Lecture 1 - Introduction

2. Lecture 1 - Introduction#

2.1. Programming and Science#

This program of study sets out to build an understanding of how to design and create high quality scientific software. Typically a practitioner acquires this understanding through years of practice and experience, and the underlying ideas and processes that it consists of are only rarely, if indeed ever, made explicit. This is not unusual in itself. In fact (at least in the United Kingdom), a complete program of scientific training can be undertaken, starting in school and finishing in graduate study, with no explicit reference ever being made to any specific scientific methodologies or their underlying principles and philosophical origins.

Maybe this is not a bad thing ? Indeed, by its very nature, a scientific methodology is unlikely to capture all the aspects associated with “doing” science, such as creativity, imagination, and guessing. Furthermore, in practice, and for many people, “doing” something is often much more enjoyable than “thinking” about it. Of course, when considering academics, the converse is sometimes true, especially when it comes to philosophers !!

Maybe somewhere between the two extremes is a good place to position a post graduate level course on scientific programming. It is this approach that has been adopted here. In doing so it is hoped that the student will acquire an understanding that has more fundamental and therefore (it is hoped) broader in application. For example, software design is studied in a language “agnostic” way, focussing on the core abstractions and ideas that make for good software design. However, the student is also required to realise these designs using one or more programming languages and systems and, in doing so, acquire some of the day to day practical skills necessary for creating quality scientific software.

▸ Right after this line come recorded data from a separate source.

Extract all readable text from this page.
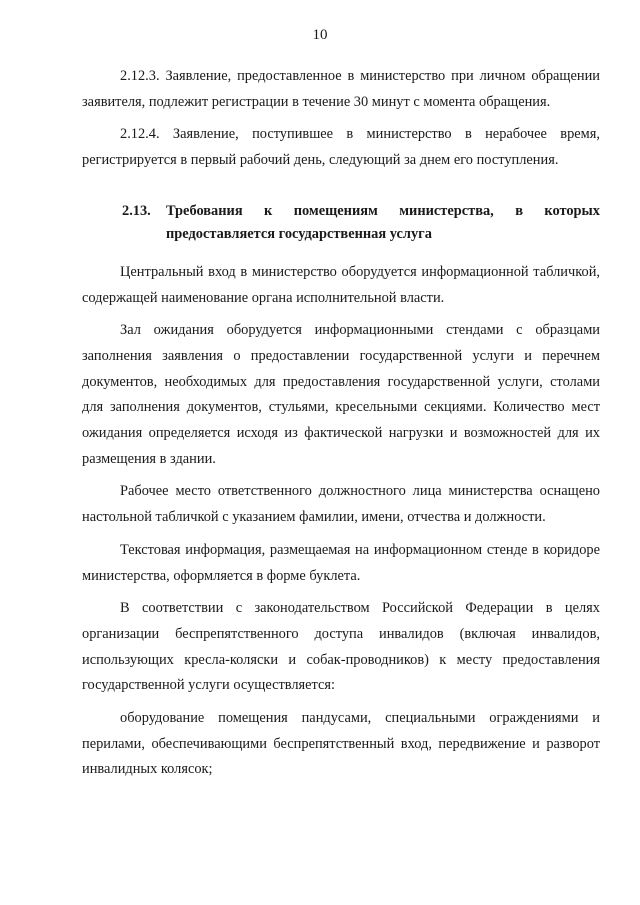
10

2.12.3. Заявление, предоставленное в министерство при личном обращении заявителя, подлежит регистрации в течение 30 минут с момента обращения.

2.12.4. Заявление, поступившее в министерство в нерабочее время, регистрируется в первый рабочий день, следующий за днем его поступления.

2.13.	Требования к помещениям министерства, в которых
предоставляется государственная услуга

Центральный вход в министерство оборудуется информационной табличкой, содержащей наименование органа исполнительной власти.

Зал ожидания оборудуется информационными стендами с образцами заполнения заявления о предоставлении государственной услуги и перечнем документов, необходимых для предоставления государственной услуги, столами для заполнения документов, стульями, кресельными секциями. Количество мест ожидания определяется исходя из фактической нагрузки и возможностей для их размещения в здании.

Рабочее место ответственного должностного лица министерства оснащено настольной табличкой с указанием фамилии, имени, отчества и должности.

Текстовая информация, размещаемая на информационном стенде в коридоре министерства, оформляется в форме буклета.

В соответствии с законодательством Российской Федерации в целях организации беспрепятственного доступа инвалидов (включая инвалидов, использующих кресла-коляски и собак-проводников) к месту предоставления государственной услуги осуществляется:

оборудование помещения пандусами, специальными ограждениями и перилами, обеспечивающими беспрепятственный вход, передвижение и разворот инвалидных колясок;
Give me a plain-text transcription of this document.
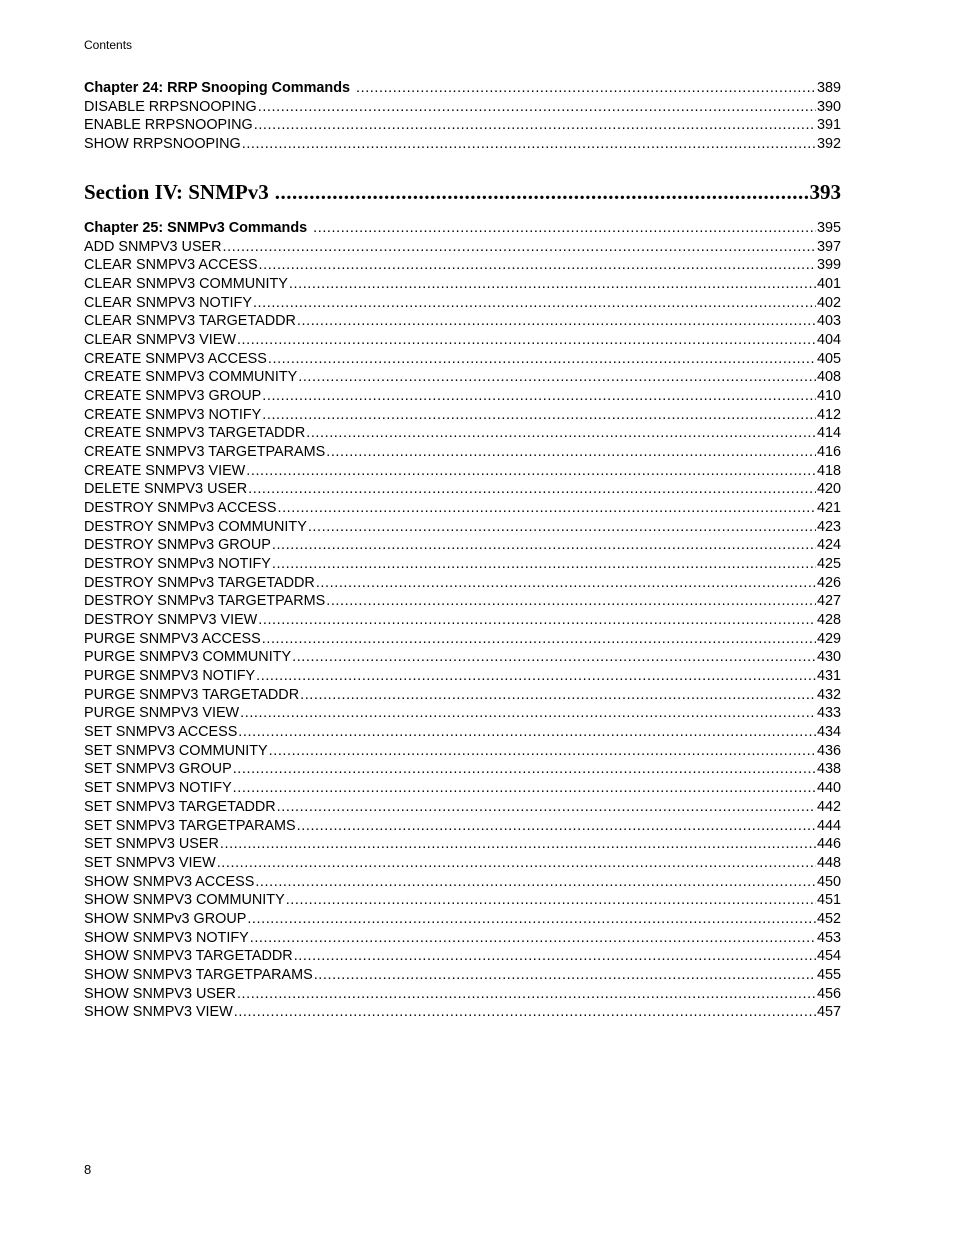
Contents
Chapter 24: RRP Snooping Commands .....	389
DISABLE RRPSNOOPING .....	390
ENABLE RRPSNOOPING .....	391
SHOW RRPSNOOPING .....	392
Section IV: SNMPv3 .....	393
Chapter 25: SNMPv3 Commands .....	395
ADD SNMPV3 USER .....	397
CLEAR SNMPV3 ACCESS .....	399
CLEAR SNMPV3 COMMUNITY .....	401
CLEAR SNMPV3 NOTIFY .....	402
CLEAR SNMPV3 TARGETADDR .....	403
CLEAR SNMPV3 VIEW .....	404
CREATE SNMPV3 ACCESS .....	405
CREATE SNMPV3 COMMUNITY .....	408
CREATE SNMPV3 GROUP .....	410
CREATE SNMPV3 NOTIFY .....	412
CREATE SNMPV3 TARGETADDR .....	414
CREATE SNMPV3 TARGETPARAMS .....	416
CREATE SNMPV3 VIEW .....	418
DELETE SNMPV3 USER .....	420
DESTROY SNMPv3 ACCESS .....	421
DESTROY SNMPv3 COMMUNITY .....	423
DESTROY SNMPv3 GROUP .....	424
DESTROY SNMPv3 NOTIFY .....	425
DESTROY SNMPv3 TARGETADDR .....	426
DESTROY SNMPv3 TARGETPARMS .....	427
DESTROY SNMPV3 VIEW .....	428
PURGE SNMPV3 ACCESS .....	429
PURGE SNMPV3 COMMUNITY .....	430
PURGE SNMPV3 NOTIFY .....	431
PURGE SNMPV3 TARGETADDR .....	432
PURGE SNMPV3 VIEW .....	433
SET SNMPV3 ACCESS .....	434
SET SNMPV3 COMMUNITY .....	436
SET SNMPV3 GROUP .....	438
SET SNMPV3 NOTIFY .....	440
SET SNMPV3 TARGETADDR .....	442
SET SNMPV3 TARGETPARAMS .....	444
SET SNMPV3 USER .....	446
SET SNMPV3 VIEW .....	448
SHOW SNMPV3 ACCESS .....	450
SHOW SNMPV3 COMMUNITY .....	451
SHOW SNMPv3 GROUP .....	452
SHOW SNMPV3 NOTIFY .....	453
SHOW SNMPV3 TARGETADDR .....	454
SHOW SNMPV3 TARGETPARAMS .....	455
SHOW SNMPV3 USER .....	456
SHOW SNMPV3 VIEW .....	457
8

A further hoped for benefit of teaching programming in a language agnostic manner is that it should furnish the student with the ability to assess the suitability and limitations of any particular language within the context of a given problem domain. This is not just wishful thinking. It is based on the belief that the language we use has an effect on how and what it is we think about. Moreover, common experience suggests that those who learn programming through a particular programming language continue to use the main idioms of this language when programming in other languages. This usually leads to poor structure which, in turn, compromises code quality.

"Langauge shapes the way we think, and determines what we can think about." - B.L.Whorf

2.2. Software Quality#

Quality software is not just about the quality of the programming. It also concerns other ideas, such as accessibility, portability, scalability, extensibility, and so on. How then do we assess the quality of software ? As with most attempts to answer questions regarding quality it only only makes sense to do so when the setting in which quality is to be assessed is understood. The basic assumption for this course is that the setting is scientific software as opposed to, for example, games software, or software for micro-controllers in commercial machines, or multimedia applications.

Does this really make any difference ? Should scientific software be considered differently ? What qualities should scientific software have ? How does the “development life cyle” of scientific software differ (if at all) from other types of software ? These questions, along with other other related ones, will be addressed as part of this course.

2.3. Course Objectives#

The main objectives of this course are

  1. Provide a framework for assessing the quality of scientific software

  2. Provide an understanding of generic programming patterns for representing and transforming abstractions appropriate for scientific software design and development

  3. Provide basic software engineering skills appropriate for creating high quality scientific software

2.4. Key Ideas#

To facilitate in making progress toward achieving these objectives it is useful to set out the key ideas that are used to arrive at the concepts that support them.

Note that the ideas are presented as premises. This is done to emphasise that they are (as far as this course is concerned) only propositions and, as such, are open to the process of discussion, refinement, and change. Students are very much encouraged to actively take part in this process !

2.4.1. Premise 1#

Computation is Transformation of Representations

2.4.2. Premise 2#

Appropriate Representations and Transformations are Domain Specific

2.4.3. Premise 3#

The Representations most commonly applied in the domain of scientific computing are Model, Algorithm, Program, and Computer.

2.4.4. Premise 4#

When it is part of a scientific endeavour the quality of computing should be quantified with respect to the same metrics as the overall endeavour. These metrics naturally include Replicability, Reproducibility, and Repeatability

2.4.5. Premise 5#

In addition to Replicability, Reproducibility, and Repeatability, the quality of computing should be quantified with respect to the intrisic software related metrics of Re-usability and Re-runability

2.4.6. Premise 6#

Quality software is composed from many specialised instances of a few generic patterns.